Photographié par les services secrets au cours de ses ébats avec la jeune Nedi, trompant sa première femme Lesley Blanch, il s'exclame avec panache rappelle Anissimov: "C'est vrai, vous avez raison. Je n'étais vraiment pas en forme ce jour là, et je ne faisais pas du tout honneur à mon pays. Ne voudriez-vous pas me renvoyer la petite dame; je ferais un effort pour être au meilleur de mes capacités". Gary avait le sens de l'humour et le verbe acerbe. Souvenons-nous avec bonheur des épisodes réjouissants du python Gros Câlin qui disparaît dans les canalisations et apparaît chez les voisins dans la cuvette des cabinets: "De là à s'intéresser à la cuvette des wc, il n'y a qu'un pas et Gros Câlin se dressa pour respirer avec curiosité hors du tuyau et ce faisant toucha la personne de Madame de Champjoie du Gestard.
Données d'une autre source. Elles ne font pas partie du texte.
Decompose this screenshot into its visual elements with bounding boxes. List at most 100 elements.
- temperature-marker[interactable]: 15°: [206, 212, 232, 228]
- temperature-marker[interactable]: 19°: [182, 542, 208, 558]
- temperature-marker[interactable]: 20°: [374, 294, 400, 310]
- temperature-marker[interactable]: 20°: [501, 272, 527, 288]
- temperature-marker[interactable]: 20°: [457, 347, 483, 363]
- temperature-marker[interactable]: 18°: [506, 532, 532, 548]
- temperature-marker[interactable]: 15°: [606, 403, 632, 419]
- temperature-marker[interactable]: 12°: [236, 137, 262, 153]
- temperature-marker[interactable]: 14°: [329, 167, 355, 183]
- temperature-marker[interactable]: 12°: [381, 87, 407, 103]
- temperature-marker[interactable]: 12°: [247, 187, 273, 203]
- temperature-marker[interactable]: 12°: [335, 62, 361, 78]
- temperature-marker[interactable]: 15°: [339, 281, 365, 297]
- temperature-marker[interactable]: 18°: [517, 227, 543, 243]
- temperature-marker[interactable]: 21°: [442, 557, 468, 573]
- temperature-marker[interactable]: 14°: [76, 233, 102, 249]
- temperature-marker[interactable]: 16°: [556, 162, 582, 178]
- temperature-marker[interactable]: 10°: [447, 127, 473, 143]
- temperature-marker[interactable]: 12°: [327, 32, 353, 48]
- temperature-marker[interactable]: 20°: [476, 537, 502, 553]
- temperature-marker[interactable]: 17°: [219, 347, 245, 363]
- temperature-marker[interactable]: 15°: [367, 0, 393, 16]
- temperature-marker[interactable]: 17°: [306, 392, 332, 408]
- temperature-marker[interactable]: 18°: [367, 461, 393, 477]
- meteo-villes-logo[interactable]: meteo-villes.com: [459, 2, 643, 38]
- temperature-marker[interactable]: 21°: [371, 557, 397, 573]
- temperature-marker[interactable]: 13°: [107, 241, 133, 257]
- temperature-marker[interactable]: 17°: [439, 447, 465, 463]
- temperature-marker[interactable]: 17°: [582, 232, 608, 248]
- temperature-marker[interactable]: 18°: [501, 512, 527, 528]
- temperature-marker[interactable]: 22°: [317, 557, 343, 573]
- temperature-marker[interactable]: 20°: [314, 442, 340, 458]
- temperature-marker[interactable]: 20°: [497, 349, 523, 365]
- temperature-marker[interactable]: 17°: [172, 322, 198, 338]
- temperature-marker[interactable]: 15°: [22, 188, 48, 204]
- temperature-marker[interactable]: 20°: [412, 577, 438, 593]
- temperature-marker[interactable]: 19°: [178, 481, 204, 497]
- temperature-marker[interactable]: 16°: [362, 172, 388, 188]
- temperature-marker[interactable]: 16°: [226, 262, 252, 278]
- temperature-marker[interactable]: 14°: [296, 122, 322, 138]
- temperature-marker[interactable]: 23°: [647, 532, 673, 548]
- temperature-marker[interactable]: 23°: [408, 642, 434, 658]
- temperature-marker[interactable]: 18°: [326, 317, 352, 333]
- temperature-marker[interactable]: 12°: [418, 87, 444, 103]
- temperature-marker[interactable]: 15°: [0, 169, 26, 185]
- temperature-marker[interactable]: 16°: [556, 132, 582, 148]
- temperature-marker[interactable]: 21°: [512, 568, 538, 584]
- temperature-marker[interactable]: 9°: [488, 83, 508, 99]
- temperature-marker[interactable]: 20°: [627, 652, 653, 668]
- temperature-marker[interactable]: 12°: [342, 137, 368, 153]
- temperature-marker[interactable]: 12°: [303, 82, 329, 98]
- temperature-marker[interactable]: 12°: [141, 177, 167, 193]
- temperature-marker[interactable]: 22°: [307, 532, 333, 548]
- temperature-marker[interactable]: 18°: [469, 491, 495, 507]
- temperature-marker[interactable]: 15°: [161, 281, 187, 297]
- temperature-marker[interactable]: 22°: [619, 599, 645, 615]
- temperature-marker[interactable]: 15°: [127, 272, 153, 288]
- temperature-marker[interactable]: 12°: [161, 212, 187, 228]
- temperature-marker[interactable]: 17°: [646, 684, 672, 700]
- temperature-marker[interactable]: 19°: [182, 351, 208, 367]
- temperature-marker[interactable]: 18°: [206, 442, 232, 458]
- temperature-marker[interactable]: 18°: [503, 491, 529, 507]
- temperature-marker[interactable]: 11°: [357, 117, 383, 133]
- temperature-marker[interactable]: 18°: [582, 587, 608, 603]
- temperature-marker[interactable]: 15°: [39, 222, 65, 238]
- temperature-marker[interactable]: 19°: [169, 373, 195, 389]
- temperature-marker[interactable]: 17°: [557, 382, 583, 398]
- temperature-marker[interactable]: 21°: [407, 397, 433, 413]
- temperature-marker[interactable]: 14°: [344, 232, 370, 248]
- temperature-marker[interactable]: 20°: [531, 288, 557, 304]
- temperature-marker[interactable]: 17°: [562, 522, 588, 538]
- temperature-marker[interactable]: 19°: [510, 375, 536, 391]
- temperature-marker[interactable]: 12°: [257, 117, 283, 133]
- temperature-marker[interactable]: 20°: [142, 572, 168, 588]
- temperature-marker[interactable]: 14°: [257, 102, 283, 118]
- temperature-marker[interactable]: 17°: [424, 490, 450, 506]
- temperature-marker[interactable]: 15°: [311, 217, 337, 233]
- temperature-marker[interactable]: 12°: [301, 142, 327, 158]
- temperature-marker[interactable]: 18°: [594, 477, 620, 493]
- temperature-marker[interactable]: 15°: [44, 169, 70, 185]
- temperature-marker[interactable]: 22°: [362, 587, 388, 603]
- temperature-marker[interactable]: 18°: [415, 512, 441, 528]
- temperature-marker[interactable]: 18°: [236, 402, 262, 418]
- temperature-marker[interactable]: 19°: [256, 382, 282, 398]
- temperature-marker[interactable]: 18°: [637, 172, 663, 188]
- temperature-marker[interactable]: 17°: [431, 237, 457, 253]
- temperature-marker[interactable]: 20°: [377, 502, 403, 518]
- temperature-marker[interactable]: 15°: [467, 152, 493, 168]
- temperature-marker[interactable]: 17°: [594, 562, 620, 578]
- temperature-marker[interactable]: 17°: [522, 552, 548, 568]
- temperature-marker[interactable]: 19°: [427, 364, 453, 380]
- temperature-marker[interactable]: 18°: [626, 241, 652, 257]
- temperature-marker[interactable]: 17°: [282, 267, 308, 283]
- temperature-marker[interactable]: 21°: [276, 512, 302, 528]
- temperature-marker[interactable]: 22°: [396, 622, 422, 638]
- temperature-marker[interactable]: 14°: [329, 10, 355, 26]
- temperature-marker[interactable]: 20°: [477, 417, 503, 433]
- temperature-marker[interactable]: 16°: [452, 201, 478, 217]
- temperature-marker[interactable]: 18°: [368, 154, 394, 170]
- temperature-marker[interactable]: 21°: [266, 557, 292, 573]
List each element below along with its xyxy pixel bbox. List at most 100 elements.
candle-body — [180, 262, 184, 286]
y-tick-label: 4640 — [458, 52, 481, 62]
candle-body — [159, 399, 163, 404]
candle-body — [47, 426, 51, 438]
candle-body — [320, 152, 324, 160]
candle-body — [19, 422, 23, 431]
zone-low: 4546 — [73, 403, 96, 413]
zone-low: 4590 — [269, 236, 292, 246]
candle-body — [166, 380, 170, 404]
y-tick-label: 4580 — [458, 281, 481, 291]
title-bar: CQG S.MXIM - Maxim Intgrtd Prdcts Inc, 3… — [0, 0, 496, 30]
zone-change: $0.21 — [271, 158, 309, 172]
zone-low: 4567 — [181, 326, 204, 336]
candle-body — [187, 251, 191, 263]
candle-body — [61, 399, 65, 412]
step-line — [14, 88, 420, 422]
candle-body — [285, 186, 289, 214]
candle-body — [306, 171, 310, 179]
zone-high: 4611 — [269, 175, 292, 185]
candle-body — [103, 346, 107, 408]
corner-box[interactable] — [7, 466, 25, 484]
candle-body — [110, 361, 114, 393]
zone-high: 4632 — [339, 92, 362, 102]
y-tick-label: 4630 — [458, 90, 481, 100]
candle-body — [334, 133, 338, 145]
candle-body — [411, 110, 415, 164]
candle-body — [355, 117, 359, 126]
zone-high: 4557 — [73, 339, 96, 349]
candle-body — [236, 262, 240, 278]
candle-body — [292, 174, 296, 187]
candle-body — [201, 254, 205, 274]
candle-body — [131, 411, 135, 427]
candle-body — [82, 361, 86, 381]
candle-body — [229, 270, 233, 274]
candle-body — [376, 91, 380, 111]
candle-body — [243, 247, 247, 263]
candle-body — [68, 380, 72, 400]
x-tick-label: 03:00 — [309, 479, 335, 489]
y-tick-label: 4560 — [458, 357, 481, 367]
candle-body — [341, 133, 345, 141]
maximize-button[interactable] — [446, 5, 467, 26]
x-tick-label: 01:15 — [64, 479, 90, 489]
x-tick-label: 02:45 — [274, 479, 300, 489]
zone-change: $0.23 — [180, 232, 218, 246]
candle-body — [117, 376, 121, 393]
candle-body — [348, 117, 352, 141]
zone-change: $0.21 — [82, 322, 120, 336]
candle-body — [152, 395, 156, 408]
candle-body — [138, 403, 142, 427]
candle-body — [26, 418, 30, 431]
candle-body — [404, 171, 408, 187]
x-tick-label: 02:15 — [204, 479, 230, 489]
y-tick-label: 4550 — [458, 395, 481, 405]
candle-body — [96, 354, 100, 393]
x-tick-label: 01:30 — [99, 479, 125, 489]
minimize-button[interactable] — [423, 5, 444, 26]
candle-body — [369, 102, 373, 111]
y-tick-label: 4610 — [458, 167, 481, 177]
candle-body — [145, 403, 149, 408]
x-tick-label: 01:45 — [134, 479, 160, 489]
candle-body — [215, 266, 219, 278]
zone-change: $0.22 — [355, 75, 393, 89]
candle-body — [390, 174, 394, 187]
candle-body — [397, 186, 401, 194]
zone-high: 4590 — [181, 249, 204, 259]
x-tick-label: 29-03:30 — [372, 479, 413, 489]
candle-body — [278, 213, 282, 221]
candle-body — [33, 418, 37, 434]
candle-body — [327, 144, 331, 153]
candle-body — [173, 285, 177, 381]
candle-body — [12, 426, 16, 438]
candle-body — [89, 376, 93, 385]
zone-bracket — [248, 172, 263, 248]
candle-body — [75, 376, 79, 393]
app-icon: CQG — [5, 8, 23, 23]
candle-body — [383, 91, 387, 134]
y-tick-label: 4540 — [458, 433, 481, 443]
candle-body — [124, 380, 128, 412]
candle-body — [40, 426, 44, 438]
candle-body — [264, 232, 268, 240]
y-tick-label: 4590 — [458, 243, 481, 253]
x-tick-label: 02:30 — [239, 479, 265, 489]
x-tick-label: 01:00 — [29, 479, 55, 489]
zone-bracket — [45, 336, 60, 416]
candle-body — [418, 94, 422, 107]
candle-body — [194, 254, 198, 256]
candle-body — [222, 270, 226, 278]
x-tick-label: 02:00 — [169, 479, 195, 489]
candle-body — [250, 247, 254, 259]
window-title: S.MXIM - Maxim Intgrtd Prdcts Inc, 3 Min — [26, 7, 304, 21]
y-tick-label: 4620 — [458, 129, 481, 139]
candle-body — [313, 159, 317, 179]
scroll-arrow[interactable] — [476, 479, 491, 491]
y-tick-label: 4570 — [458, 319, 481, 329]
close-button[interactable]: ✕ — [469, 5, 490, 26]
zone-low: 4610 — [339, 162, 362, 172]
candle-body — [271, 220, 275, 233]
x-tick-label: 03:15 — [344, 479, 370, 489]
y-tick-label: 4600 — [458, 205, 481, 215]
Celle-ci étant très réservée, aimant la musique et les broderies fines, crut d'abord à une illusion (..)" Une des premières lectrices de Gros Calin au comité de lecture de Gallimard fut Christiane Baroche dont la critique donne la saveur du texte: "Dingue, merveilleusement dingue, voilà Emile Ajar. Alias Michel Cousin, python de son état. Dingue, intelligent jusqu'à la malice, ce qui est bien la meilleure manière d'en finir avec l'intellect desséché ... Nous sommes tous des pythons évidemment... J'ai ri, ricané, mes yeux se sont mouillés, je me suis attendrie... Bref, j'ai participé à ce roman comme on participe à la nature humaine, comme on devrait...c'est quelque chose qui vit. Bref, c'est bon à tirer." Le comité de lecture, après bien des hésitations malgré l'enthousiasme de certains finit par donner sa chance à ce livre au tempérament incontestable qui est alors publié au Mercure de France et coupé de tout un chapitre. Gros-Câlin figura parmi les livres de la liste du prix Renaudot mais se résigna à ne pas accepter le prix. Non au prix Renaudot mais oui et qui plus est dans un fracassant éclat de rire à un double prix Goncourt!
Echappant à toute forme de catégorie, vieillir l'effrayait à tel point qu'un beau jour de Décembre, après avoir acheté une robe de chambre écarlate aux Laines Ecossaises, boulevard Saint Germain et déjeuné en compagnie de son éditeur Claude Gallimard, Romain Gary se donna la mort. Rouge écarlate l'habit pour masquer le sang qui l'inonderait et veiller à ne pas effrayer ceux qui le découvriraient note Enthoven. Délicat jusqu'à l'extrême, il donna une lettre à la presse où il dit, justifiant son suicide, "je me suis enfin exprimé entièrement". De la même manière, en prenant deux visages , Gary avait réussi son rêve du roman total développé dans son essai Pour Sganarelle, heureux de triompher de ce qu'il appelait "ma vieille horreur des limites" et du "une fois pour toutes".